What is your greatest fear when you move into a new apartment building? According to a study from Griffith University’s Professor Christopher Guilding, for most people it is building defects. He identified problems like leaks, paint that chips prematurely and non-compliant imported products as key problems for home owners.
“Roofs that don’t leak are a human right,” he told Domain Group. “Yet building defects are rife across Class A and B developments nationwide.”
So the problems are clear, and NSW Fair Trading notes that problems with building defects tend to be very time sensitive – hence a lot of stress around them. But how do we find the causes and identify the defects early on in the process?
Know what you’re looking for
Once you understand the different defects that can occur, you can begin identifying them. Dark patches on walls or ceilings could be a sign of leaks, while cracks in any apartment walls should be a red flag. Check that seals on windows are airtight, and keep an eye out for any gaps in wooden flooring.
The Australian Building Inspection Service identified the following as some of the most common defects in our buildings:
> Downpipes or drains on pergolas that don’t actually connect to stormwater systems
> Too much moisture or tree roots around a building’s foundations, which can result in structural cracks
> Timber floors that sag due to poor framing, faulty plumbing or general moisture
> Stairs, hand rails and balconies that do not meet the state or territory’s safety code
> Latches on doors or cabinets that need to be replaced
You may also want to look at the ventilation systems, which have to be provided for every habitable room in an apartment under the Building Code of Australia. Also consider collecting all the information on materials used to build the apartment, to ensure they are up to code. For example, if the wood used to build an apartment is not a type recommended in the state or Federal building regulations, then this is a definite red flag.
Research your apartment developer and builder
Mr Guilding also identified apartment developers that weren’t sticking around as a red flag for defects, as they would not be accountable for the issues in the long term.
Check the fine print of your developer, their project history and customer reviews to identify if they have moved quickly between projects or still have involvement in work they did years prior. The same applies to builders – we have covered many instances of unqualified tradies doing work on people’s homes. Check every register and work history document you can before agreeing to an apartment to minimise the risk of defects.
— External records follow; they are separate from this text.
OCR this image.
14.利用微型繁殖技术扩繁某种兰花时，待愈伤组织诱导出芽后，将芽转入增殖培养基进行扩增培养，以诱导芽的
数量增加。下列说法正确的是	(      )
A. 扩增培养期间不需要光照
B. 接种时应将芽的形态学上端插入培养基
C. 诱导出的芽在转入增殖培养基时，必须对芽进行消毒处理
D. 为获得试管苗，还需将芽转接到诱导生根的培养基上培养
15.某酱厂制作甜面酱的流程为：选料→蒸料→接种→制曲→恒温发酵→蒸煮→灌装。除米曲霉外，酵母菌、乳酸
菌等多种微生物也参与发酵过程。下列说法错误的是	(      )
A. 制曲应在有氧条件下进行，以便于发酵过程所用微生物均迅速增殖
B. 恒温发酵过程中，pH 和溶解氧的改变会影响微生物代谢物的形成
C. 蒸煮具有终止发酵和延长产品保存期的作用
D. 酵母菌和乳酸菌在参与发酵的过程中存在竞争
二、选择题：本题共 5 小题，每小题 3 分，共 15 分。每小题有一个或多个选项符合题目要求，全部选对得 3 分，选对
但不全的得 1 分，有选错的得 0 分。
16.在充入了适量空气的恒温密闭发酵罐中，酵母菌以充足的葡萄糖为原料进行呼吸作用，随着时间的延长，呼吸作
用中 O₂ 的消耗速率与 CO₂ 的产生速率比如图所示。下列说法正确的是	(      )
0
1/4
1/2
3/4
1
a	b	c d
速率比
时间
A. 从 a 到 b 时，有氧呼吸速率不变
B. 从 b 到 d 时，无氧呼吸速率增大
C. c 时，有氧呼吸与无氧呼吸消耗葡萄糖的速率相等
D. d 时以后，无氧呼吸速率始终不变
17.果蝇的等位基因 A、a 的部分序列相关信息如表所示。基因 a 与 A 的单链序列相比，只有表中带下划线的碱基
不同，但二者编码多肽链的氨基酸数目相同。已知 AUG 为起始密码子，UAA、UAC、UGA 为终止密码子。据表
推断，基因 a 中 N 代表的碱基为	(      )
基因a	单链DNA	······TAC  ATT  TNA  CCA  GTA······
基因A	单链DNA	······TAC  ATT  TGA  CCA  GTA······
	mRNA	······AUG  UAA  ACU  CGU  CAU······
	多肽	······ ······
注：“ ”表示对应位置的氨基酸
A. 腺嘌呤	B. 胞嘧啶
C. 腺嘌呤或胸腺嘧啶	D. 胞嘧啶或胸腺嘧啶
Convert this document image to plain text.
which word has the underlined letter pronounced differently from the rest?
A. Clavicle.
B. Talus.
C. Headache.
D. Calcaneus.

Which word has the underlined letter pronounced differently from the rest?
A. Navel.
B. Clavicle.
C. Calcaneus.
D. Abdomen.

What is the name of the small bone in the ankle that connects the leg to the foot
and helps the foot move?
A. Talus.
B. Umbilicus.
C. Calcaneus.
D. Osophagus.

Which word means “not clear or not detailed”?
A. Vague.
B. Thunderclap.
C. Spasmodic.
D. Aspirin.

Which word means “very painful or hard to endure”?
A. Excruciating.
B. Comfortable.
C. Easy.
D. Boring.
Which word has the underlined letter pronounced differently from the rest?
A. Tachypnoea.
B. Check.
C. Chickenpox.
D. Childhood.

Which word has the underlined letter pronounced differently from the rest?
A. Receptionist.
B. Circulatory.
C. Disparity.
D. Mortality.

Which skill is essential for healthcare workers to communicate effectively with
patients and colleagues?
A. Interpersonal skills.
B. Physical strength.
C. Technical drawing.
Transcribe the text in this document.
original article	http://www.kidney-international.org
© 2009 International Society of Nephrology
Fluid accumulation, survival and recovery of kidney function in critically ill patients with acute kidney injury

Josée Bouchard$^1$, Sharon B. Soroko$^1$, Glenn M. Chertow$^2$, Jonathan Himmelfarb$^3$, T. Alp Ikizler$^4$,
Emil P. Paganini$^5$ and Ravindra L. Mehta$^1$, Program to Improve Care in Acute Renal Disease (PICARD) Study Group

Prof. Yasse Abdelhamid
These are usually found with state or territory governments, for example the Department of Commerce in Western Australia or Consumer and Business Services in South Australia.
Get a professional inspection
Under New South Wales law, “major defects” are covered and protected against for up to six years, while anything else is covered for only two years. However, just because a defect is not part of the structural integrity of the apartment doesn’t mean it is insignificant.
Unfortunately, Guilding notes that a lot of defects are not easily identifiable in the short term. This is where the use of a professional inspection can be ideal. By paying $400 to $600 early in the going, you might find defects that would otherwise go unnoticed, saving time and money down the line when these could become huge issues. You can find professional architects, surveyors or builders at places like Archicentre or the Association of Building Consultants.
These are rigorous checks, but they can save you a lot of money if something needs fixing years later and you are no longer able to be compensated for it.